Bir düşüncenin bilinçli ya da bilinçaltına dayatmak suretiyle insanlara kabul ettirilmesi mümkündür.
Bunun en bildik yöntemi, “algı yönetimidir” ve “hedef kitleyi istenen bir fikir ve amaç üzerinden inanma, ikna olma sürecine sokmanın” adıdır.
“Hileli yönlendirme” ya da “manipülasyon” olarak da bilinir.
Geçmiş yıllarda, “toplum mühendisliği” ya da “psikolojik savaş”, “psikolojik harekât” gibi, kavramlarla da ifade edilmiştir.
Aslında algı yönetiminin tarihi insanlık tarihi kadar eskidir.
Kâhinlerin, büyücülerin, sihir yapanların kitleler üzerindeki etkisi, kitleleri yönlendirmede kullandıkları ritüeller, semboller, söz ve eylemler vs. algı yönetiminin ilk örnekleri olarak sayılabilir.
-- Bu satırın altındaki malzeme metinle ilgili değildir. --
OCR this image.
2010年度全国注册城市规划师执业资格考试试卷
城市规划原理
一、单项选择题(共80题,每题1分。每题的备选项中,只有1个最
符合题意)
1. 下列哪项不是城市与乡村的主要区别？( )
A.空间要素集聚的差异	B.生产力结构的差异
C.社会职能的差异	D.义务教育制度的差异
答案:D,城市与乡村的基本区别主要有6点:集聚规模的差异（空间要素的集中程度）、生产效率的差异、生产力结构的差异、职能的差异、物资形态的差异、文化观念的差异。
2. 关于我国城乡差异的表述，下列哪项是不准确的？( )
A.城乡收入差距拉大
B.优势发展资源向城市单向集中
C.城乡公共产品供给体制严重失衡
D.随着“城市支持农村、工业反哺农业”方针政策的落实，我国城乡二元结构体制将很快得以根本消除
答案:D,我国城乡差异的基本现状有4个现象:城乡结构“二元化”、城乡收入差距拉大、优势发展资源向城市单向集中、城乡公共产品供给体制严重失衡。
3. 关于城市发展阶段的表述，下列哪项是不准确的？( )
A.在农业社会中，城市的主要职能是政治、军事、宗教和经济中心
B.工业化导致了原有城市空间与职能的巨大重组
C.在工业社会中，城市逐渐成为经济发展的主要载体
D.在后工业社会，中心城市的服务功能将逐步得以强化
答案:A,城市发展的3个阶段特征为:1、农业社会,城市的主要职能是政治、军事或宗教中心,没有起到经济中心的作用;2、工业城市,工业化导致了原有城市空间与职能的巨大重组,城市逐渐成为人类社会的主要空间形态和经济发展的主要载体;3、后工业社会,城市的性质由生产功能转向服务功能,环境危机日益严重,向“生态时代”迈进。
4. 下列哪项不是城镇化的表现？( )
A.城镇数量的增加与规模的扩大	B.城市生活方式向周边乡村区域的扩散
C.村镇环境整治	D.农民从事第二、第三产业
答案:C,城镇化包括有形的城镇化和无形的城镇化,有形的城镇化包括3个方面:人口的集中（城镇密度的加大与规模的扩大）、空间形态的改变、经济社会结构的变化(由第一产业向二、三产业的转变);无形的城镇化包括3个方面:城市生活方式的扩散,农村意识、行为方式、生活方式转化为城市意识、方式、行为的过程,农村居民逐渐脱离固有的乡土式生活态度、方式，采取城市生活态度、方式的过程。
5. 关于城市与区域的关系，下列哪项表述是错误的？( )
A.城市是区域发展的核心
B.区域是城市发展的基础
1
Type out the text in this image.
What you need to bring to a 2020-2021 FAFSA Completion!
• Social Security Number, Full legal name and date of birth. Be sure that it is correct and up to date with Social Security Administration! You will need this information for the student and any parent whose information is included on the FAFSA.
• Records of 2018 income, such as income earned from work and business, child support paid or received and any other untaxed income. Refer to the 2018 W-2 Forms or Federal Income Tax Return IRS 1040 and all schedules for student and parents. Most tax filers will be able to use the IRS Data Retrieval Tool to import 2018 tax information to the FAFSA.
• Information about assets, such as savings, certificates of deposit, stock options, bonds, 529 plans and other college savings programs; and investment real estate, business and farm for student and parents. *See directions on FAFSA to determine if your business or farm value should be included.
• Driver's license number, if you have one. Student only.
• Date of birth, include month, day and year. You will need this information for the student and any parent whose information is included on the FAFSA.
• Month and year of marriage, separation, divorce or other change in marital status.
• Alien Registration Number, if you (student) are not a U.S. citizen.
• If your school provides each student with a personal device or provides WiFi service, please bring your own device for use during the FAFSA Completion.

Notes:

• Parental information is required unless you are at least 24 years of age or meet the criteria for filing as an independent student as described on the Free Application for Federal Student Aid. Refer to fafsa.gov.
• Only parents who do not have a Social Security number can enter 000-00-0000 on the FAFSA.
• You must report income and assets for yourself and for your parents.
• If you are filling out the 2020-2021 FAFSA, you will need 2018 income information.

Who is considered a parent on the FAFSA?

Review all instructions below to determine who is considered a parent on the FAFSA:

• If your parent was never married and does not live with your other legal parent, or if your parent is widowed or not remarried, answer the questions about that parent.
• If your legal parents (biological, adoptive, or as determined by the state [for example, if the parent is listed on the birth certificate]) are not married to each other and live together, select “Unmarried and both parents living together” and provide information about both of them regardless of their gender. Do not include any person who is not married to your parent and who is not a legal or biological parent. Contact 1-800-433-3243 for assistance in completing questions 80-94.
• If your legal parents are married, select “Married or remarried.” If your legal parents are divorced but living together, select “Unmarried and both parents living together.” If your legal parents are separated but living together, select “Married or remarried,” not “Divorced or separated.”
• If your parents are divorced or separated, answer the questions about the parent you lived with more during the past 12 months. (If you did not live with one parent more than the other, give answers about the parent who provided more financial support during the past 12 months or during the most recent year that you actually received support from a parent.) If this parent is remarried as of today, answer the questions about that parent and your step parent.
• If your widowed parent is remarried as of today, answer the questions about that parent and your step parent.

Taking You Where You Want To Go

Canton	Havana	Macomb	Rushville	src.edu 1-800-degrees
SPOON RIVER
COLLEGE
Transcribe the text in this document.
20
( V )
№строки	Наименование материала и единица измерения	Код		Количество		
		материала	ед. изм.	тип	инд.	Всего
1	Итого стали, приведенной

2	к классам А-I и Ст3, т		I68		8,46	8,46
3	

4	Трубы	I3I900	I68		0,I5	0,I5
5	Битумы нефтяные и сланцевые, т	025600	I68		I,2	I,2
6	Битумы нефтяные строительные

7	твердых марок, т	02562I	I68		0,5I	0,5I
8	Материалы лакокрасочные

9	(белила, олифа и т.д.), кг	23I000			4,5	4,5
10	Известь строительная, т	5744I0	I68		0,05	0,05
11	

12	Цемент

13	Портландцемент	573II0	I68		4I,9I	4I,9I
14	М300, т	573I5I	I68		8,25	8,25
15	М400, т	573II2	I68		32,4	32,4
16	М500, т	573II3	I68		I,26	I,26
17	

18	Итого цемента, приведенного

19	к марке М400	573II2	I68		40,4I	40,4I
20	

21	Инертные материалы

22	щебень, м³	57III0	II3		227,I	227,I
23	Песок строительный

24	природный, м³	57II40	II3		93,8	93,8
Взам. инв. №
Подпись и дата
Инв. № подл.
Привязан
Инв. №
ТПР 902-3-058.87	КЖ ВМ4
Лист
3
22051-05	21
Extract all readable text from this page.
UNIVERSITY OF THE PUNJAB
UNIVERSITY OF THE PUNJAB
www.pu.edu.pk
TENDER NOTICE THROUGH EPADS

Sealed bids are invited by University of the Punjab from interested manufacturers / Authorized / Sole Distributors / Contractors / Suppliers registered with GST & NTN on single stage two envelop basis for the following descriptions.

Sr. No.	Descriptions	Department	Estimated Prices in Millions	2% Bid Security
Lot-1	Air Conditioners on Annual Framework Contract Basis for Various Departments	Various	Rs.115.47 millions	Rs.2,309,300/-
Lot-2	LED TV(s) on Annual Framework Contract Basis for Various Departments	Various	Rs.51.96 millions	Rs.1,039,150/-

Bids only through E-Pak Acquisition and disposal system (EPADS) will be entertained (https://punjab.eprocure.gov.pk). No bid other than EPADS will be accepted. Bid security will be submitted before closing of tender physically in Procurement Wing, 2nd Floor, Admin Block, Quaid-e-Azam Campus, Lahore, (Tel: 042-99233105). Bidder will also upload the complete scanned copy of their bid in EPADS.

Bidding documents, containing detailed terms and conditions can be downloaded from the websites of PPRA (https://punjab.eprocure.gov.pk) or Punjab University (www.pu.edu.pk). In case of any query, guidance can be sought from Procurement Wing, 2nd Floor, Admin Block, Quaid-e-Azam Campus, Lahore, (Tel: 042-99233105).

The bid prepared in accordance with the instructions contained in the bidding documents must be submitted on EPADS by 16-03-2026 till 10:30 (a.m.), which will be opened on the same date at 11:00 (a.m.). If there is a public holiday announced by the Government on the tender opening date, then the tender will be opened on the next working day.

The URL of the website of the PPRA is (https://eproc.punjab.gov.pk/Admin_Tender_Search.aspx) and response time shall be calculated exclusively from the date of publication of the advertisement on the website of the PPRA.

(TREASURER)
Bugün teknik anlamda bunu Türkiye’de en etkili biçimde kullanan guruplar var. Profesyonel ekiplerle çalışan bu insanlar, CIA patentli algı yönetimi alanında uzmanlaşmış durumdadır.
Günümüzde bu yönteme, sıradan bir işletmeden tutun da büyük devletlere kadar ihtiyacı olan herkes başvurmaktadır.
Özellikle siyasetçiler…
Toplumlar; yeni ortamlara, yeni kanunlara, farklı yöntemlerle alıştırılır.
Bu nasıl olur?
Eldeki medya kanaları, toplantılar ve reklamlarla kitlelerin algıları değiştirilir ya da var olan durum olduğundan farklı gösterilir.
Böylece insanların zihnini yönetmek, çoğu zaman da manipüle etmek mümkün olur.
Bunun için, halkın zevkleri, beğenileri, kişiliği, görünümü, beklentileri ve inançları çok iyi belirlenir ve ona göre algı yönetimi uygulanır.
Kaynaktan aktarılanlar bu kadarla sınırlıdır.